Le Canada se positionne donc en 16e place, notamment en raison de la loi fédérale sur la protection des sources, indique RSF, qui mentionne également la victoire en Cour suprême de la journaliste de Radio-Canada Marie-Maude Denis, qui n’a pas eu à dévoiler ses sources à la suite d’une poursuite qui s’est rendue jusqu’au plus haut tribunal du pays.
Chez les Américains, le gain de trois places du pays, de la 48e à la 45e position, n’est aucunement attribuable à l’administration du président Donald Trump, qui a poursuivi et multiplié ses attaques contre les médias. Ce même président a modifié la façon dont les journalistes ont accès aux plus hautes sphères du pouvoir politique, tout comme son gouvernement a monté une base de données secrètes sur les reporters passant la frontière avec le Mexique, dans la foulée des scandales sur les conditions de détention des demandeurs d’asile dans cette région difficile.

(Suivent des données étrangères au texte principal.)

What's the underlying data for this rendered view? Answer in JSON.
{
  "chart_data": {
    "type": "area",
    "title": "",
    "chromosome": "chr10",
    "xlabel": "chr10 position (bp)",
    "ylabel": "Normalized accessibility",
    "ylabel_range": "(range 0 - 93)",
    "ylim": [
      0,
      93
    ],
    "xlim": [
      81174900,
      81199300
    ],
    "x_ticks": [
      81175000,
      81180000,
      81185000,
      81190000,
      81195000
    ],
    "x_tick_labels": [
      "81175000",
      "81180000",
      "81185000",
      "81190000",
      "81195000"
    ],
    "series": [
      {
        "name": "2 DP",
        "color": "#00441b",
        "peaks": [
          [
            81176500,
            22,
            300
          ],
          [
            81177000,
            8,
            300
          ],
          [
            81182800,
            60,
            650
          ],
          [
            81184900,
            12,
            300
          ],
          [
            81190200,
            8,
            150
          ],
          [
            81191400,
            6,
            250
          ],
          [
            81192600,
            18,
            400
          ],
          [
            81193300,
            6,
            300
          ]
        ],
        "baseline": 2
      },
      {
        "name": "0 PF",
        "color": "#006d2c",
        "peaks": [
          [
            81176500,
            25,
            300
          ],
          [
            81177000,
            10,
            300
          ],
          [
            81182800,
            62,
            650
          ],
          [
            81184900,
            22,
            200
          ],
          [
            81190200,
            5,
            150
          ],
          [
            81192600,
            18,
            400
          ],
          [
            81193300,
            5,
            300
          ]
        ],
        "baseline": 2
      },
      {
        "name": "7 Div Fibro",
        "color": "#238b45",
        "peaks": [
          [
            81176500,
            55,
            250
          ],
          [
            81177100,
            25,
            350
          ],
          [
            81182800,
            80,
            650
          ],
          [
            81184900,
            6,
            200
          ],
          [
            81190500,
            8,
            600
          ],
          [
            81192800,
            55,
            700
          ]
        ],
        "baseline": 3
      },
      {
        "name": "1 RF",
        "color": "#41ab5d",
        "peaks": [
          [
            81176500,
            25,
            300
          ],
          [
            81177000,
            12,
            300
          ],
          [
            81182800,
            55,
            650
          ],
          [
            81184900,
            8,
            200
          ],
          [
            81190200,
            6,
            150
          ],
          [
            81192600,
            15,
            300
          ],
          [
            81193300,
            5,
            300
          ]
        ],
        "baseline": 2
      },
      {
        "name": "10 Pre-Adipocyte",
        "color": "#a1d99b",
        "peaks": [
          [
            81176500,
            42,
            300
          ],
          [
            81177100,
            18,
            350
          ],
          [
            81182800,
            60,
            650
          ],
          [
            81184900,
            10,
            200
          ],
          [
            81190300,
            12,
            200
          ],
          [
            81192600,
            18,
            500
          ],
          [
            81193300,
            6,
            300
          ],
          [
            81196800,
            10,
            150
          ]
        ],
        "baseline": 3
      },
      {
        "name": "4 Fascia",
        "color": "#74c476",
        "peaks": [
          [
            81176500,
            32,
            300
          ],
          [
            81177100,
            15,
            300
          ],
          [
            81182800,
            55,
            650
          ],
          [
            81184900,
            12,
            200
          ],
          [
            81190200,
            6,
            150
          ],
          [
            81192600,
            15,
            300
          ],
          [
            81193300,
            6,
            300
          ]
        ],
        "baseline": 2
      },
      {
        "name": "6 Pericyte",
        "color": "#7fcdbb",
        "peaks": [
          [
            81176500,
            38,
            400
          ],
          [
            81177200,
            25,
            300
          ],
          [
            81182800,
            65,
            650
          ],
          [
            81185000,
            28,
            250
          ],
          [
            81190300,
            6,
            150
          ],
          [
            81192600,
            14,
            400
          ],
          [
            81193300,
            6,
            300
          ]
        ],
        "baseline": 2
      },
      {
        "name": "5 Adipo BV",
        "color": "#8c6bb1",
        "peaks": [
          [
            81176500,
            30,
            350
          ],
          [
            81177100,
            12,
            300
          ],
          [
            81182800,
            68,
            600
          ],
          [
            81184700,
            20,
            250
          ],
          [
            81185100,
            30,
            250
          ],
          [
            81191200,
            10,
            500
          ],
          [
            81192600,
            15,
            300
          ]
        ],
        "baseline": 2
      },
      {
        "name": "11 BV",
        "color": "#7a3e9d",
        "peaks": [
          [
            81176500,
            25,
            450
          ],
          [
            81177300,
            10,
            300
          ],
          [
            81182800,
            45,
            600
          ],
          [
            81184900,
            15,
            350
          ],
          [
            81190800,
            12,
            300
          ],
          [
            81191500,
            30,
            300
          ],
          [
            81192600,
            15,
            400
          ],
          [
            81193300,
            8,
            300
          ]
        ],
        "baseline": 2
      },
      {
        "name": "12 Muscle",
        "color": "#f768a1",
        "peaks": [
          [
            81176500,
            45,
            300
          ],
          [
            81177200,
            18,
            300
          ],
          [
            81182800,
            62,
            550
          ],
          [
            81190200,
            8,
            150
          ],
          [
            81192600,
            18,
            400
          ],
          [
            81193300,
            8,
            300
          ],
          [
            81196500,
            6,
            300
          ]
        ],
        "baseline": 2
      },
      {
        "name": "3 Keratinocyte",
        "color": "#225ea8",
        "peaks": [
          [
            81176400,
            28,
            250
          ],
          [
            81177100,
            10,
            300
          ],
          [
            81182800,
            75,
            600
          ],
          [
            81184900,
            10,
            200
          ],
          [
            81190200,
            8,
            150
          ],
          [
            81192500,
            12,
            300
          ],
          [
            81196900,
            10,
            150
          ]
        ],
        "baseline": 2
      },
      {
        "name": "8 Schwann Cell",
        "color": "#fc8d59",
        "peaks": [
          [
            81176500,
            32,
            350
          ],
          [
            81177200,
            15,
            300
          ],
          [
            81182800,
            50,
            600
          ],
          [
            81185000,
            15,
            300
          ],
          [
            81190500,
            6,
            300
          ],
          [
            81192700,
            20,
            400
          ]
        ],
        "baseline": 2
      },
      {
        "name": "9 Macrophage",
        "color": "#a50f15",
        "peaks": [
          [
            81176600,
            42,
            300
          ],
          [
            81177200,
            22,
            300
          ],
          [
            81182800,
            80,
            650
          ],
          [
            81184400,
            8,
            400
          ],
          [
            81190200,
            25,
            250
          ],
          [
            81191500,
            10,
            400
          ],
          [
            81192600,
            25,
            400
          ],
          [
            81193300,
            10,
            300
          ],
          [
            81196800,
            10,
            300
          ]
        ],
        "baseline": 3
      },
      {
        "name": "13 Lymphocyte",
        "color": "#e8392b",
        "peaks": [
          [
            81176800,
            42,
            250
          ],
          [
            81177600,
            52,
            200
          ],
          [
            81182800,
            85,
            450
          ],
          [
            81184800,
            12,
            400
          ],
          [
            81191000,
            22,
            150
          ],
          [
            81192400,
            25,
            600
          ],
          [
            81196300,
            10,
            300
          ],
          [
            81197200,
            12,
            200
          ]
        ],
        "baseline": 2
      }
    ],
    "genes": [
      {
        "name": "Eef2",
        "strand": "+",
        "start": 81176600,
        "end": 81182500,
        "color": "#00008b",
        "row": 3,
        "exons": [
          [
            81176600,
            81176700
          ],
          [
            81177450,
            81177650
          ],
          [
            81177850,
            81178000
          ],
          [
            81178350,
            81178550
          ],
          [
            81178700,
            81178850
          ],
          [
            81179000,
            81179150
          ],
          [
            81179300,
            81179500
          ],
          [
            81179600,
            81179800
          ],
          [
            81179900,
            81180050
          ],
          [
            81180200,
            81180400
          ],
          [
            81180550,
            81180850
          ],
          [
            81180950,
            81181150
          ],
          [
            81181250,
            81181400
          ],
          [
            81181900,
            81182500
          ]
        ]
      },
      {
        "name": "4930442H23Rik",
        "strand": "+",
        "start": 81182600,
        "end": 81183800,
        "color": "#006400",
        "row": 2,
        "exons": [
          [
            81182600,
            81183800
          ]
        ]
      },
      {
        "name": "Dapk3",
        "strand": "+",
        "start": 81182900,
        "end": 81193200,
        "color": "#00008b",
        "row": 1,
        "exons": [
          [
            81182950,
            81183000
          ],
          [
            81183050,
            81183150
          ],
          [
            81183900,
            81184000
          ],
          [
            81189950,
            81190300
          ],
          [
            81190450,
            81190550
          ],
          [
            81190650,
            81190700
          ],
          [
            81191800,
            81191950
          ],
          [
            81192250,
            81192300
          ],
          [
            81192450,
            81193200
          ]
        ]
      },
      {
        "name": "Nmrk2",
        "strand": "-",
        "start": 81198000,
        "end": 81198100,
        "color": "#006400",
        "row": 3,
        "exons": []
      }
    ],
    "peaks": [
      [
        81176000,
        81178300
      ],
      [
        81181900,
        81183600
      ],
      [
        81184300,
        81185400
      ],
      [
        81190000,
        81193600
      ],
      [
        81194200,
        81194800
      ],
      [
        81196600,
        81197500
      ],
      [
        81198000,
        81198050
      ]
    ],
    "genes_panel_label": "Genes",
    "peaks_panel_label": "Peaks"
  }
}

Depuis l’éclatement de la pandémie, par ailleurs, Donald Trump multiplie les « points de presse » quotidiens interminables où il multiplie attaques, mensonges et autres séances d’auto-congratulation, plutôt que d’annoncer des informations utiles pour le public et les médias. Le locataire de la Maison-Blanche est même allé jusqu’à appeler, sur Twitter, à contester, potentiellement de façon violente, les ordres de confinement à domicile mis en place par des gouverneurs démocrates dans trois États, y compris en y associant une présumée attaque contre le droit de posséder des armes à feu, l’un des piliers de la propagande républicaine.
En réponse à des « séances d’information », plusieurs médias, dont CNN, ont entièrement ou partiellement cesser de diffuser lesdits points de presse, ne présentant des images que lorsque s’expriment les experts en santé publique.